Can an Embodied Agent Find Your "Cat-shaped Mug"? LLM-Guided Exploration for Zero-Shot Object Navigation
Vishnu Sashank Dorbala, James F. Mullen, Dinesh Manocha
TL;DR
The paper tackles zero-shot object navigation with unconstrained natural language by introducing LGX, a framework that uses LLM-driven exploration guided by scene-derived prompts alongside GLIP-based open-vocabulary grounding to locate uniquely described objects in unseen environments. It demonstrates state-of-the-art results on RoboTHOR, with substantial SR/SPL gains, and validates the approach in real-world robot experiments using a TurtleBot 2. The work conducts extensive analyses of LLM prompting strategies and grounding model choices, providing insights into prompt design and grounding reliability. It also discusses practical limitations and avenues for future work to improve robustness in real-world, free-language navigation scenarios.
Abstract
We present LGX (Language-guided Exploration), a novel algorithm for Language-Driven Zero-Shot Object Goal Navigation (L-ZSON), where an embodied agent navigates to a uniquely described target object in a previously unseen environment.
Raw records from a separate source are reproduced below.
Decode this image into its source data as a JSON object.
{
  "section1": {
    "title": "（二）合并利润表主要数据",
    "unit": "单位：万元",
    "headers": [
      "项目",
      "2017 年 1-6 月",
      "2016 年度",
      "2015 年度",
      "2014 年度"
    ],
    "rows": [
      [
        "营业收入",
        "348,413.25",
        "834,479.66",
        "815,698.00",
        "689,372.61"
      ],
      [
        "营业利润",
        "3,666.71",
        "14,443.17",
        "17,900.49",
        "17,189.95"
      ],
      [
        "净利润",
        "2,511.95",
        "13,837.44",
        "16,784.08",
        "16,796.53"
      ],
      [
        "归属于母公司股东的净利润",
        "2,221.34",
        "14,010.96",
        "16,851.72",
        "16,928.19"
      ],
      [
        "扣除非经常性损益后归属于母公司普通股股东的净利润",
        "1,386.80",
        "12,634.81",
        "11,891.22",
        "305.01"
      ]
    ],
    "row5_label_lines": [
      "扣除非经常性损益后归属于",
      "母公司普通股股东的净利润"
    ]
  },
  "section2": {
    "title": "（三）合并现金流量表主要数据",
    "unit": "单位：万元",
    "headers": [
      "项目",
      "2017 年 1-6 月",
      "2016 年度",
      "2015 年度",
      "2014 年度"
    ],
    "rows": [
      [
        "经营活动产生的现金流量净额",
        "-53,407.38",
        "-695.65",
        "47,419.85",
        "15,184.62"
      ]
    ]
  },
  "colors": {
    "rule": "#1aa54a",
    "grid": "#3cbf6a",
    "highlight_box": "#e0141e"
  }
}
Our approach makes use of Large Language Models (LLMs) for this task by leveraging the LLM's commonsense reasoning capabilities for making sequential navigational decisions. Simultaneously, we perform generalized target object detection using a pre-trained Vision-Language grounding model. We achieve state-of-the-art zero-shot object navigation results on RoboTHOR with a success rate (SR) improvement of over 27% over the current baseline of the OWL-ViT CLIP on Wheels (OWL CoW). Furthermore, we study the usage of LLMs for robot navigation and present an analysis of various prompting strategies affecting the model output. Finally, we showcase the benefits of our approach via \textit{real-world} experiments that indicate the superior performance of LGX in detecting and navigating to visually unique objects.